O caso remonta a 2010, quando um polícia e o seu cão começaram a encontrar restos mortais de mulheres desaparecidas ao longo da costa de Long Island — numa série de descobertas que abalaram o país. Mas as mortes são anteriores, estendendo-se entre 1993 e 2010. Segundo as autoridades, Heuermann estrangulou as vítimas ao longo de cerca de 17 anos e ocultou os corpos em locais isolados, perto da zona de praia onde vivia.

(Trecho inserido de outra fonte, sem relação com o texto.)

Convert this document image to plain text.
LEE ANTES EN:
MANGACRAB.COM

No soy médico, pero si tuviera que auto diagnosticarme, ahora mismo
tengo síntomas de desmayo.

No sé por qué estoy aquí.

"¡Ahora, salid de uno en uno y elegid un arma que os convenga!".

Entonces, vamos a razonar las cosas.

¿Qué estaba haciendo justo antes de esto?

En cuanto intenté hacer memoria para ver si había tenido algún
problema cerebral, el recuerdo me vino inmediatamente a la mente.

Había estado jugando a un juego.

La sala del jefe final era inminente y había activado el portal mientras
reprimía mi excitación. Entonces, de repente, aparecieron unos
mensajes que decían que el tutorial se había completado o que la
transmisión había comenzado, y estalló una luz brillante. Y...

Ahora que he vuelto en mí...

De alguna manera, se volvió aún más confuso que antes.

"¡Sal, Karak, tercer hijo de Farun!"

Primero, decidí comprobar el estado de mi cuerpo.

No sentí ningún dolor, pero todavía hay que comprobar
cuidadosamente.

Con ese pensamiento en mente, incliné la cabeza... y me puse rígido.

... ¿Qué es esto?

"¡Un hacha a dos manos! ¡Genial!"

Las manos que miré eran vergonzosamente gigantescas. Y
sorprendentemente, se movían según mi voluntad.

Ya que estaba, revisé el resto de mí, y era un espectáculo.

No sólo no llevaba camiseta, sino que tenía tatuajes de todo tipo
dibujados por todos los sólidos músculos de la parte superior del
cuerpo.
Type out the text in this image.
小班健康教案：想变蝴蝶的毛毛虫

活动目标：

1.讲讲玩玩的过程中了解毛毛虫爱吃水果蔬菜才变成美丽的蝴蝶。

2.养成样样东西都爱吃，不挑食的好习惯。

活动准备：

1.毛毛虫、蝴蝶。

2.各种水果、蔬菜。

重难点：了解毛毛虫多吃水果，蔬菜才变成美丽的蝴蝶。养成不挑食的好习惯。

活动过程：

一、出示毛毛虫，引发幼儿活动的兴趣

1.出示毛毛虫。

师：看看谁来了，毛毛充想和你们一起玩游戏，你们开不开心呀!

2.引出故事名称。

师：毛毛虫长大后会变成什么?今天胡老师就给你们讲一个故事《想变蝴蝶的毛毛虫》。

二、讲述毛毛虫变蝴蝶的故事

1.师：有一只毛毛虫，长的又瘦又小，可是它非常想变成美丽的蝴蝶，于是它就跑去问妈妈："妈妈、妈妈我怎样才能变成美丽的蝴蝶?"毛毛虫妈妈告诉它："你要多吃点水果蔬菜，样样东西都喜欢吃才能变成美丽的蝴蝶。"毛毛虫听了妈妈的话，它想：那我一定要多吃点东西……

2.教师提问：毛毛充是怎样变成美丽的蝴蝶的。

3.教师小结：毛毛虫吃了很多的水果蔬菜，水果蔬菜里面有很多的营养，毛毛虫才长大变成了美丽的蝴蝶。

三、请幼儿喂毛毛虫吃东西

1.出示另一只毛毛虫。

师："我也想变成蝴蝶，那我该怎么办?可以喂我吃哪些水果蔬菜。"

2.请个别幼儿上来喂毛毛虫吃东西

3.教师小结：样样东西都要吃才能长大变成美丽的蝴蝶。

O arquiteto “hostil, frio e distante” cuja casa os vizinhos proibiam os filhos de visitar no Halloween
Consultor de arquitetura, casado e pai de dois filhos, o serial killer residia em Massapequa Park, no estado de Nova Iorque, um bairro residencial de classe média — zona abastada onde cresceu e onde o valor médio das casas ronda os 775 mil dólares (cerca de 662 mil euros), segundo o New York Times (NYT). Filho de um engenheiro aeroespacial, terá enfrentado episódios de bullying durante a adolescência, de acordo com antigos colegas.
Entre os vizinhos, as opiniões sobre Heuermann divergiam: se uns o consideravam um empresário pacato, outros mantinham distância e alertavam os filhos para não se aproximarem da sua casa durante o Halloween. Alguns relatos descrevem-no como intimidante, tendo sido visto a empunhar um machado no quintal de uma propriedade degradada. Há ainda registos de que terá sido expulso de um supermercado Whole Foods por alegado furto de fruta.
Já na cidade, Heuermann cultivava uma reputação de arquiteto competente e com carteira de clientes de peso, incluindo a American Airlines e o Departamento de Proteção Ambiental de Nova Iorque, através da sua empresa RH Consultants & Associates, com escritório perto do Empire State Building. Apesar do prestígio profissional, colegas consideravam-no “hostil, frio e distante”, como escreve o NYT.
O promotor do condado de Suffolk, Raymond Tierney, caracterizou Heuermann como alguém que tentou projetar a imagem de um “pai inofensivo da vizinhança”. “Ele acreditava que, ao matá-las, poderia silenciá-las para sempre e escapar impune”, afirmou Tierney, segundo o jornal nova-iorquino. “Mas estava enganado”.
A investigação, que tinha ficado adormecida após 2011, foi recuperada em janeiro de 2022 por iniciativa do Ministério Público do condado de Suffolk, que criou uma nova task-force dedicada ao caso. No ano seguinte, Heuermann foi formalmente acusado de sete homicídios e detido. Seis das mulheres mortas trabalhavam como acompanhantes e anunciavam serviços em plataformas online como o Craigslist e Backpage. Uma delas, Tanya Jackson, era uma veterana do Exército dos EUA que morava em Brooklyn antes de desaparecer.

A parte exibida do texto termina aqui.